Thanks, looks nicer than what I have seen on Agile guitars, LTD is great


----------



## FACTORY (Oct 6, 2012)

Mod is finished.















So clean


----------



## GRIZ (Oct 6, 2012)

thats a pretty sexy guitar. and it sounds amazing.

and your cat at the end made me laugh


----------



## ridner (Oct 9, 2012)

classy as fuck!


----------



## Blue1970Cutlass (Oct 9, 2012)

Love it! Top end LTDs are killer for the $$$

+1 for the cat yowling at the end


----------



## iRaiseTheDead (Oct 10, 2012)

Classyyyyyyyyy 
HNGD


----------



## AVWIII (Oct 10, 2012)

wow LTD has really upped their game on the deluxe series. It looks so much classier than the old veneered and abalone'd out version. Congrats!


----------



## FACTORY (Oct 11, 2012)

AVWIII said:


> wow LTD has really upped their game on the deluxe series. It looks so much classier than the old veneered and abalone'd out version. Congrats!
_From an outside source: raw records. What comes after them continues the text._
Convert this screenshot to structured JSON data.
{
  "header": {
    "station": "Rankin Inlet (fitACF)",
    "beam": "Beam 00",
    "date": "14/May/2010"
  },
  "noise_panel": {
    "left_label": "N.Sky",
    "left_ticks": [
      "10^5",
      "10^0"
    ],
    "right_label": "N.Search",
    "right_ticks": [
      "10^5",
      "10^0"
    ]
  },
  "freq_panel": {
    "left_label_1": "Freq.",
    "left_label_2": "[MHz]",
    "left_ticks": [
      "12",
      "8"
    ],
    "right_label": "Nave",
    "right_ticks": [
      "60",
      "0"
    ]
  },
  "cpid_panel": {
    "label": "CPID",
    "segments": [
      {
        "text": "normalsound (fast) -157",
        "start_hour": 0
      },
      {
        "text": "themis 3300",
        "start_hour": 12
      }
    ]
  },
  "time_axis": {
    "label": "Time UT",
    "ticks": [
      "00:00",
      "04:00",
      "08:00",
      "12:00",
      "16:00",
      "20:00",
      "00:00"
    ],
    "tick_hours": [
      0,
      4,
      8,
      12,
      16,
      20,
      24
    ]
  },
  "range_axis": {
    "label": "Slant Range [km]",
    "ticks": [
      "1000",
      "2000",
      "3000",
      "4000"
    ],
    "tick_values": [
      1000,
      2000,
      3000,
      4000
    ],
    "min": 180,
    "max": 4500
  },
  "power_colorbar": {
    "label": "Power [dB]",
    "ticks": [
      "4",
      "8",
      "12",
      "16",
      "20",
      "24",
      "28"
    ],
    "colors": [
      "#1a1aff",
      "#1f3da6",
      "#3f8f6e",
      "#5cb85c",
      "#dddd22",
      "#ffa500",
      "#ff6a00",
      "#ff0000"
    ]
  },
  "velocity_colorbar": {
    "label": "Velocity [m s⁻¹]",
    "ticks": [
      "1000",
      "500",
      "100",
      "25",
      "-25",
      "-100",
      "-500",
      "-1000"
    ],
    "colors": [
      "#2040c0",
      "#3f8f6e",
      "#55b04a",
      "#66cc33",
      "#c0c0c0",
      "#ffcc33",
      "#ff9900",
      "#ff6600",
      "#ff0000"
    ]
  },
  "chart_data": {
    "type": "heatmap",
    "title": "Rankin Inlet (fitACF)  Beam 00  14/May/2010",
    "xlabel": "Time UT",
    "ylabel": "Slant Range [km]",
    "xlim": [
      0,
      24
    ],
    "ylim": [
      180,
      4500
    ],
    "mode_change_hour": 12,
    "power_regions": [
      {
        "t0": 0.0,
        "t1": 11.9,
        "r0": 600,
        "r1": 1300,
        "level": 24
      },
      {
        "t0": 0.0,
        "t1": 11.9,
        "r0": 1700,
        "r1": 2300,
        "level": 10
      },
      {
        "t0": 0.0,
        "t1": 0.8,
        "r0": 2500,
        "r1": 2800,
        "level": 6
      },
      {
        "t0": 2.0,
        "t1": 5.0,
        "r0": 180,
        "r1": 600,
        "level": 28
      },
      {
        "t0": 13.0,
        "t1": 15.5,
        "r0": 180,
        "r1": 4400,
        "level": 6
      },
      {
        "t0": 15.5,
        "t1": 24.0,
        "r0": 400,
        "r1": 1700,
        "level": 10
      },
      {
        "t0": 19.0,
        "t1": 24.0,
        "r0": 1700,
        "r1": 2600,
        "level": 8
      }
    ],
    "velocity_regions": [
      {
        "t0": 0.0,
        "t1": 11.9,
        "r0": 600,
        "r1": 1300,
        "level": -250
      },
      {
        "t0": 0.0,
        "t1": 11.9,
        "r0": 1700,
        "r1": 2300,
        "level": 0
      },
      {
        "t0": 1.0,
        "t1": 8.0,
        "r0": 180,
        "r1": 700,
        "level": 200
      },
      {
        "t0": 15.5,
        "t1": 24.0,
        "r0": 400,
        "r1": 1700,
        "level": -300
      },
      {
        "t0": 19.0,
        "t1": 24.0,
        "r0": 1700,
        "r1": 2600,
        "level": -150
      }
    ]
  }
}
It looks great with the stewmac chrome rings (with no covers) but like I said earlier, they are a bit bigger than the Seymour Duncan pickup mounting rings, the screw holes lined up perfectly its just that they are a bit longer past the screw holes and as a result displaced the pickguard which resulted in the pickguard's screw holes not match up like they need to (which is not good). For any one doing this mod on a Gibson SG or the LTD ESP Vipers with a similar pickguard I strongly suggest getting the *Warmoth Metal Humbucker Mounting Ring* that fits on-top of your existing pickup mounting ring. It looks just as good and installs with no problems (its much safer).







Just my 2 cents with that.


----------